The international surgical journal with global reach

This is the Scientific Surgery Archive, which contains all randomized clinical trials in surgery that have been identified by searching the top 50 English language medical journal issues since January 1998. Compiled by Jonothan J. Earnshaw, former Editor-in-Chief, BJS

Effect of regional cooperation on outcomes from ruptured abdominal aortic aneurysm. BJS 2014; 101: 794-801.

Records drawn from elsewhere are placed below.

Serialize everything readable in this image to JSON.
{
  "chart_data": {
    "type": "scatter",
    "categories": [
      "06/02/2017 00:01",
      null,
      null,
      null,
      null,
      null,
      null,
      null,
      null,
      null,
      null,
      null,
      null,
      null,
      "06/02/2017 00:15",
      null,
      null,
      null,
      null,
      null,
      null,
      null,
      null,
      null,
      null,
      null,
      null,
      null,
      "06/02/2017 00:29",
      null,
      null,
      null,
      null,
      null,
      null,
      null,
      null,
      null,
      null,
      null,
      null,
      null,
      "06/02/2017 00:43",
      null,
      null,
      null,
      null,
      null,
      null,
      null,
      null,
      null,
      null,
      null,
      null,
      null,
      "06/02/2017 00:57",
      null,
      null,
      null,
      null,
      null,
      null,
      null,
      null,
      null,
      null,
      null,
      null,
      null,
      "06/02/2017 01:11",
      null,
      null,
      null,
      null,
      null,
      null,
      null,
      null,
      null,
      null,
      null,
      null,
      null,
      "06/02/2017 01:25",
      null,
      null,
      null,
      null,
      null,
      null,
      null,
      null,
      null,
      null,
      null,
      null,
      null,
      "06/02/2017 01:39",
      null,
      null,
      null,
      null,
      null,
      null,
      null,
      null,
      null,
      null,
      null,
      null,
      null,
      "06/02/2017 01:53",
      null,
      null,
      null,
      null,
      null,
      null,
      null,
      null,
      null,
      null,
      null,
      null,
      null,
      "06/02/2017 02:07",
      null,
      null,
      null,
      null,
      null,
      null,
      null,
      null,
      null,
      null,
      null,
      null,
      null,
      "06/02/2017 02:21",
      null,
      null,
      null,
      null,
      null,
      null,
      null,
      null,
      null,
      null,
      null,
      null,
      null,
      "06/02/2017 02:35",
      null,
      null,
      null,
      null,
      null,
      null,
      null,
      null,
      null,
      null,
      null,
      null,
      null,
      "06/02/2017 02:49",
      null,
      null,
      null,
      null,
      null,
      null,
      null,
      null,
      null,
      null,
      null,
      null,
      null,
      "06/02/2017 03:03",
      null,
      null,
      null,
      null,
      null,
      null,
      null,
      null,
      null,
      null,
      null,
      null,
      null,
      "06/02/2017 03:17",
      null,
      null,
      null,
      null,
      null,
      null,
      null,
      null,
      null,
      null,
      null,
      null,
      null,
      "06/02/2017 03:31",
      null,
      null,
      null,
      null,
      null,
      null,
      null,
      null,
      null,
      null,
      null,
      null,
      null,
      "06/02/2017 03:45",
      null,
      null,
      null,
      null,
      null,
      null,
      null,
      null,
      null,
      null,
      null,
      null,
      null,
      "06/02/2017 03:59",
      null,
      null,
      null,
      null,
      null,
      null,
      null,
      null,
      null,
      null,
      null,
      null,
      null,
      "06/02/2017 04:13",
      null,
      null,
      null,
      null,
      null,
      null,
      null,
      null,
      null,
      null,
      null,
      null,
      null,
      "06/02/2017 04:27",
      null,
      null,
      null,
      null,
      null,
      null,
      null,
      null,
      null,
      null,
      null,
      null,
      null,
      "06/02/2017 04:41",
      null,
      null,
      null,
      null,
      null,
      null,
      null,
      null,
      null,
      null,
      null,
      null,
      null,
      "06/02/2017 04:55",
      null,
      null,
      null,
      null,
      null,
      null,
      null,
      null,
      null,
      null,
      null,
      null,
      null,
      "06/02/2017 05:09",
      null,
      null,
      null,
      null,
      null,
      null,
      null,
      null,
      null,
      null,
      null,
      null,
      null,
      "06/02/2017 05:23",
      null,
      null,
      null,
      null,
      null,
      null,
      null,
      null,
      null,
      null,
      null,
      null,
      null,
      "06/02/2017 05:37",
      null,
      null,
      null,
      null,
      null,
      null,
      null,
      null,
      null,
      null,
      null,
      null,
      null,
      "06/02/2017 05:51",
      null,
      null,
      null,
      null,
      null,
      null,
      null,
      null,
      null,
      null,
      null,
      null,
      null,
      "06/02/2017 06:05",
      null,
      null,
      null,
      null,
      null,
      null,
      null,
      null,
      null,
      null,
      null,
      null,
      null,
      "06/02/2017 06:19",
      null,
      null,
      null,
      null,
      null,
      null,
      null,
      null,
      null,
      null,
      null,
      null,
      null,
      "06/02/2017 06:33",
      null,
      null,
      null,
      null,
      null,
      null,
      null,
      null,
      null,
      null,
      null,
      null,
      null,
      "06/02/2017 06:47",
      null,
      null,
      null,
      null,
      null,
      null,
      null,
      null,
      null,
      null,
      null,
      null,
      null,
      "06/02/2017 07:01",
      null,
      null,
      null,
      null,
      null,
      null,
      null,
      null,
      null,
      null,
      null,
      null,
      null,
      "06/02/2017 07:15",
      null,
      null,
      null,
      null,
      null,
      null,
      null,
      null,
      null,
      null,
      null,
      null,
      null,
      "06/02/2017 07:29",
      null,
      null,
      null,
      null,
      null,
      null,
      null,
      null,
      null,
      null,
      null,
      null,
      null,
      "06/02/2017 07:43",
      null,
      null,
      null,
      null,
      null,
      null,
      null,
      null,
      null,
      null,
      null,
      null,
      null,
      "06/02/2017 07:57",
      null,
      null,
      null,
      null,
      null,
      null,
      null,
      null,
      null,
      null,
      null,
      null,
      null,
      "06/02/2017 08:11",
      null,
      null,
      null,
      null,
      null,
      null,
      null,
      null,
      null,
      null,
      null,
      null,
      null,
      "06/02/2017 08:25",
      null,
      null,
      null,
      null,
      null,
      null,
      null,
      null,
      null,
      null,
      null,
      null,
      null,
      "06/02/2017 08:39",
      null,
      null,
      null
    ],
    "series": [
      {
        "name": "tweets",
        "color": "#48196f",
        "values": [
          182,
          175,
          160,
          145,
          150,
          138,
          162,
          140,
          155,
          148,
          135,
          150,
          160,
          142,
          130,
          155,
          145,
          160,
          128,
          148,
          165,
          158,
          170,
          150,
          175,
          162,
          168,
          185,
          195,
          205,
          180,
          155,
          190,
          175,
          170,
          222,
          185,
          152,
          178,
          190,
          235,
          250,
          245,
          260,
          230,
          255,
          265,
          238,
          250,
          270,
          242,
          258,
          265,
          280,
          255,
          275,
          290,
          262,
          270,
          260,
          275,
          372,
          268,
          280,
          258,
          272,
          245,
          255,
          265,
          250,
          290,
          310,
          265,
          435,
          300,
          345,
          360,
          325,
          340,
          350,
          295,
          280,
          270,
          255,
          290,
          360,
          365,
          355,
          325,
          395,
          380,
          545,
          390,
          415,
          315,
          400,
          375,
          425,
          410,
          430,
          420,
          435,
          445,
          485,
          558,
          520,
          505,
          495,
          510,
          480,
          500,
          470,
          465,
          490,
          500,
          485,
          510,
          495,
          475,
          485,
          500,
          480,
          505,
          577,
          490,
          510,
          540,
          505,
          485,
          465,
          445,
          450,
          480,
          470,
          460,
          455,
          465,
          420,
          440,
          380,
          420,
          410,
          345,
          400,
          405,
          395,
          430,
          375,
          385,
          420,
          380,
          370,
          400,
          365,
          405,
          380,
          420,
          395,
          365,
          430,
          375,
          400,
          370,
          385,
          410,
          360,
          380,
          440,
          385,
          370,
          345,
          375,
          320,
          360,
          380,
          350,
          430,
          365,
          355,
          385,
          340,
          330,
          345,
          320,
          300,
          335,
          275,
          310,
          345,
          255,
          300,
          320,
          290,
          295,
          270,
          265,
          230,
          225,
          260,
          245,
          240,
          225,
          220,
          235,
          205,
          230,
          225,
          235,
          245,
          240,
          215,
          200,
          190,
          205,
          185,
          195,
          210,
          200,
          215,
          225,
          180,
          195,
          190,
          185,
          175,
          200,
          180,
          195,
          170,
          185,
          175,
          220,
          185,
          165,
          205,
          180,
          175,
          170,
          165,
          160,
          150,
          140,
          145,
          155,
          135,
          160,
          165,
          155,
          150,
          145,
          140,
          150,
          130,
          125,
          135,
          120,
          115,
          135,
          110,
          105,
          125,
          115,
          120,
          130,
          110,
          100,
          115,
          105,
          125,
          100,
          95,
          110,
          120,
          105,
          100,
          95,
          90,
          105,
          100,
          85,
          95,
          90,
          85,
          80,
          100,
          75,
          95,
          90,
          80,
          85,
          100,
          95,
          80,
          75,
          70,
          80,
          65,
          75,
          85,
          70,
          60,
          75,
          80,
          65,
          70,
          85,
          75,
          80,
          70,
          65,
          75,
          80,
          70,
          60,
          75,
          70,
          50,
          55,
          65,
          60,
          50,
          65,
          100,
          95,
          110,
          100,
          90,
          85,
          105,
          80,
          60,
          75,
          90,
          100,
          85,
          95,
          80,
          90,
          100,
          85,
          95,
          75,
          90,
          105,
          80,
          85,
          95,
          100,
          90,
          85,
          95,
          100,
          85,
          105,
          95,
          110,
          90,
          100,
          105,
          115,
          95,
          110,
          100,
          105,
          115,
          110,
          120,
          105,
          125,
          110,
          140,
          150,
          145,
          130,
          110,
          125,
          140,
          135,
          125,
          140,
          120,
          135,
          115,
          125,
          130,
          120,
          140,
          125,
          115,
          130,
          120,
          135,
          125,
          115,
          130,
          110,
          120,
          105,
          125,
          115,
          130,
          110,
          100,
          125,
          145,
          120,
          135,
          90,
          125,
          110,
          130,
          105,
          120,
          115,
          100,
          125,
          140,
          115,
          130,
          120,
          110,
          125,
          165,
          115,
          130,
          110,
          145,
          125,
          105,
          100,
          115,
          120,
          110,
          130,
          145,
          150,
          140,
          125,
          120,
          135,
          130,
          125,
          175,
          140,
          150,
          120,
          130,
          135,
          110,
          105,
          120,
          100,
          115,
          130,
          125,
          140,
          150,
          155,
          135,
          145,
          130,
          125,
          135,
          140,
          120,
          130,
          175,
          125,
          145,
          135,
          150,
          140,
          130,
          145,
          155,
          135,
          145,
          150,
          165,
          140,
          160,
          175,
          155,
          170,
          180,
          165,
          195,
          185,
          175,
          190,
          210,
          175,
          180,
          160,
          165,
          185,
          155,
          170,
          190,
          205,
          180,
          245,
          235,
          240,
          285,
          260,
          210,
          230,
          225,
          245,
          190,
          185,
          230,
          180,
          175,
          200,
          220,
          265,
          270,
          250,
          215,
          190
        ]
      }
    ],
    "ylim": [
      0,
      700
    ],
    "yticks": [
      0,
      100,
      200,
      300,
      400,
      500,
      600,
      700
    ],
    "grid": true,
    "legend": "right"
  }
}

Published: 22nd April 2014

Authors: S. C. van Beek, J. J. Reimerink, A. C. Vahl, W. Wisselink, J. A. Reekers, N. van Geloven et al.

Background

Care for patients with a ruptured abdominal aortic aneurysm (rAAA) in the Amsterdam ambulance region (The Netherlands) was concentrated into vascular centres with a 24‐h full emergency vascular service in cooperation with seven referring regional hospitals. Previous population‐based survival after rAAA in the Netherlands was 46 (95 per cent confidence interval (c.i.) 43 to 49) per cent. It was hypothesized that regional cooperation would improve survival.

Method

This was a prospective observational cohort study carried out simultaneously with the Amsterdam Acute Aneurysm Trial. Consecutive patients with an rAAA between 2004 and 2011 in all ten hospitals in the Amsterdam region were included. The primary outcome was 30‐day survival after admission. Multivariable logistic regression, including age, sex, co‐morbidity, intervention (endovascular or open repair), preoperative systolic blood pressure, cardiopulmonary resuscitation and year of intervention, was used to assess the influence of hospital setting on survival.

Results

Of 453 patients with rAAA from the Amsterdam ambulance region, 61 did not undergo intervention; 352 patients were treated surgically at a vascular centre and 40 at a referring hospital. The regional survival rate was 58·5 (95 per cent c.i. 53·9 to 62·9) per cent (265 of 453). After multivariable adjustment, patients treated at a vascular centre had a higher survival rate than patients treated surgically at a referring hospital (adjusted odds ratio 3·18, 95 per cent c.i. 1·43 to 7·04).

Conclusion

After regional cooperation, overall survival of patients with an rAAA improved. Most patients were treated in a vascular centre and in these patients survival rates were optimal.